Cierro la llamada. Tomo un respiro profundo buscando la calma que no tengo desde que todo paso, se que una vez que cruce la puerta de la bodega frente a mí me volveré a desquitar lo que le hicieron.

Tocaron a quien no debían, mi celular vuelve a sonar y no reviso ya que seguro es nuevamente Osiel Moretti exigiendo el paradero de su hija. Los gritos, las pesadillas y sus llantos que tiene cada noche se reproducen en mi mente produciéndome un mal sabor en la boca y avivando las ansias por atravesarles una bala a las dos personas frente a mí.

Pero no puedo hacer eso, ya que esa venganza le pertenece a la mujer que entrena desde hace una semana con Federico. Ese día el diagnóstico del doctor que pertenece a la organización solo reafirmo lo que ya sospechaba que le habían hecho, la violaron sin importarles nada, la tocaron y la ensuciaron como una vil ramera.

Me la dañaron

Y es algo que pagaran muy caro antes de morir, les hare vivir el mismo infierno, porque pasaran por lo mismo que ella pasó solo que multiplicado por mil veces más.

Los dos levantan su rostro al escuchar la puerta ser abierta.

— ¿Están listos?

Comienzan a suplicar por su vida como si me interesara lo que tienen que decir. Ni siquiera saben donde esta oculto Jetmir y ese es otro al que muero por ponerle las manos encima y hacerle pagar también.

— Hoy tengo ánimos de ir por una de sus manos.

***

Las luces de la mansión se apagan. Estoy en una de las habitaciones con el celular en mi mano observando todo por medio de las cámaras, veo como lo primero que hace es buscar con que defenderse.

Saben lo que tienen que hacer, no me gusta, pero es necesario para saber si avanzamos ya que con Federico se está sintiendo demasiado segura para su bien. En la pantalla dividida observo cada rincón de la casa, pero mis ojos están fijos en una sola cámara.

En cuanto las luces se cortan ella se pone de pie al instante, no duda ni un segundo. Su silueta se mueve con rapidez por la habitación hacia el closet, por un momento pienso que va a esconderse, pero...

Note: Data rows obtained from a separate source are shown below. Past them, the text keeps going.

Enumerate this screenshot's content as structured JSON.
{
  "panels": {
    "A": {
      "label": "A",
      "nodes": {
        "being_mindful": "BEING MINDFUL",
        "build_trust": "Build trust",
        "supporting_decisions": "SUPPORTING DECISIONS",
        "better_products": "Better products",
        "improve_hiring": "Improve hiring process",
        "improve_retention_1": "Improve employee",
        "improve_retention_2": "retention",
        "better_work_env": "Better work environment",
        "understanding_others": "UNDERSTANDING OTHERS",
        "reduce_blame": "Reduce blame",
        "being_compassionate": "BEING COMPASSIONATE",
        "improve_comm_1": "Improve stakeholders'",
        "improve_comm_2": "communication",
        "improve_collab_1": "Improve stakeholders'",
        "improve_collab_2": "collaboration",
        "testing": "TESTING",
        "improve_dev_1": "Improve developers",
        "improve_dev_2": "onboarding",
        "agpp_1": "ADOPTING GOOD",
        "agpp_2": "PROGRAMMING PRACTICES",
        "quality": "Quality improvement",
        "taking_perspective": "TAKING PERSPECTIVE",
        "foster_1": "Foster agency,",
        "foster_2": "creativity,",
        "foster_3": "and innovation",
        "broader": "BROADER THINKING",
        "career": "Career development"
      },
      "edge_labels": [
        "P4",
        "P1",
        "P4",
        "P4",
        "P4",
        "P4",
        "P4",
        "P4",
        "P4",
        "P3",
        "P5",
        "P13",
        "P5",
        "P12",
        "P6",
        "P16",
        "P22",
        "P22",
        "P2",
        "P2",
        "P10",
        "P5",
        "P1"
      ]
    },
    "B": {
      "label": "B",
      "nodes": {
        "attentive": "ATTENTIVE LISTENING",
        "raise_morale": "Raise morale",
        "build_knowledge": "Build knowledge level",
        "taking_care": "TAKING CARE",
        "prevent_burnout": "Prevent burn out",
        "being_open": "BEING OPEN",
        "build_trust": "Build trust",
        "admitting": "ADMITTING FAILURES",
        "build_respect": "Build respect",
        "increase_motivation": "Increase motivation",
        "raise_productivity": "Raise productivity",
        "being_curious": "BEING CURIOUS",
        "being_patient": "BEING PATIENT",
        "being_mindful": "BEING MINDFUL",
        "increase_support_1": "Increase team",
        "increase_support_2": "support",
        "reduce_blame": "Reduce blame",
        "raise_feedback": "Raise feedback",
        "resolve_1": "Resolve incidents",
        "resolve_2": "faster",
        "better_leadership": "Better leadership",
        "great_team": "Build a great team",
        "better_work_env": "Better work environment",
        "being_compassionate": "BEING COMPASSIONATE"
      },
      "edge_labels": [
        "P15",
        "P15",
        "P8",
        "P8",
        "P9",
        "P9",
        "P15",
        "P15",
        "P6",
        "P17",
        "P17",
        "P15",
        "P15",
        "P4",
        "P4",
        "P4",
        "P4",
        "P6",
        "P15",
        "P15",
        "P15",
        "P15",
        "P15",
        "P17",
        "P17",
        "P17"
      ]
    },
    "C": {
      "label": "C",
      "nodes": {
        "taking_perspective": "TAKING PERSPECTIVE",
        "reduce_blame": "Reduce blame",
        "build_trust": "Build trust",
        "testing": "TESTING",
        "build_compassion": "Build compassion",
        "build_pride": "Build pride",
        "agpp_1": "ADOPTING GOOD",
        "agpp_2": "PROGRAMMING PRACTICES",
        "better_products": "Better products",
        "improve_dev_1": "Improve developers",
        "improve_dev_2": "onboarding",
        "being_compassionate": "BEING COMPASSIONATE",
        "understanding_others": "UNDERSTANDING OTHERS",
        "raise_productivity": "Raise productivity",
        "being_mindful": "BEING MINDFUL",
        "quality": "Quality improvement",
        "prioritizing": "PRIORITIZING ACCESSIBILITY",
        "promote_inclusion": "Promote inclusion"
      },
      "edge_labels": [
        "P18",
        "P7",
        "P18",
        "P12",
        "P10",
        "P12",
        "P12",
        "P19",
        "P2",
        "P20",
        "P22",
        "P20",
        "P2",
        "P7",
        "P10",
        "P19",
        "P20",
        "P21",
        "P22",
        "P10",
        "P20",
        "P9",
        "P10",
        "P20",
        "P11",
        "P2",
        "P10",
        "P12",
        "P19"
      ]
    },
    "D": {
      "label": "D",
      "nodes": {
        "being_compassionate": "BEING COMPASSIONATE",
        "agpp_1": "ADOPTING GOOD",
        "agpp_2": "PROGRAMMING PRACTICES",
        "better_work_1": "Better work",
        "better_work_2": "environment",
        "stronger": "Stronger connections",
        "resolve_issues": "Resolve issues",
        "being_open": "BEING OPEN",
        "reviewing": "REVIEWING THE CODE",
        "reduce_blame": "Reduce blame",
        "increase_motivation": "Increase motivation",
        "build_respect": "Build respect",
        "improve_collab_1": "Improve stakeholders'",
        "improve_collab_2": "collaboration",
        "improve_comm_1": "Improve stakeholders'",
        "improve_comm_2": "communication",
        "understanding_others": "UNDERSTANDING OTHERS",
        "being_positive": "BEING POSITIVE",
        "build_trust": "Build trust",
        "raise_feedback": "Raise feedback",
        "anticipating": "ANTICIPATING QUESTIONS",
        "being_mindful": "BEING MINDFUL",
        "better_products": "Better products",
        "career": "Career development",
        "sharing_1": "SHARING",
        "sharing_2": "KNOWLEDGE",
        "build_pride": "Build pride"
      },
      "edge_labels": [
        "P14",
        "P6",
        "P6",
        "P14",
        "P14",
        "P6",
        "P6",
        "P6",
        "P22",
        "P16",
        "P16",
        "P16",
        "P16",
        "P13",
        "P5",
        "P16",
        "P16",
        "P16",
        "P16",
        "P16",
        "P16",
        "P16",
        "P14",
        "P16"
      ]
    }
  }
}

Una sonrisa cerrada se forma en mi rostro. Vamos dolcezza demuéstrame que has mejorado. Un cuchillo escondido en medio de sus cosas.

— Vamos...

La puerta cae con un golpe seco y dos encapuchados entran, sus rostros cubiertos, no hay nombres ni palabras, solo amenaza. El primero que ingresa es quien la nota y se lanza hacia ella, no retrocede, le lanza el cuchillo buscando distraerlo y lo logra porque este impacta en su hombro.

Él cae hacia a un lado, y es el segundo quien la toma por detrás y ella gira el cuerpo con una llave que Federico le enseño hace poco. No es perfecto, de igual manera le ayuda para zafarse y estrellar su codo contra la mandíbula del sujeto.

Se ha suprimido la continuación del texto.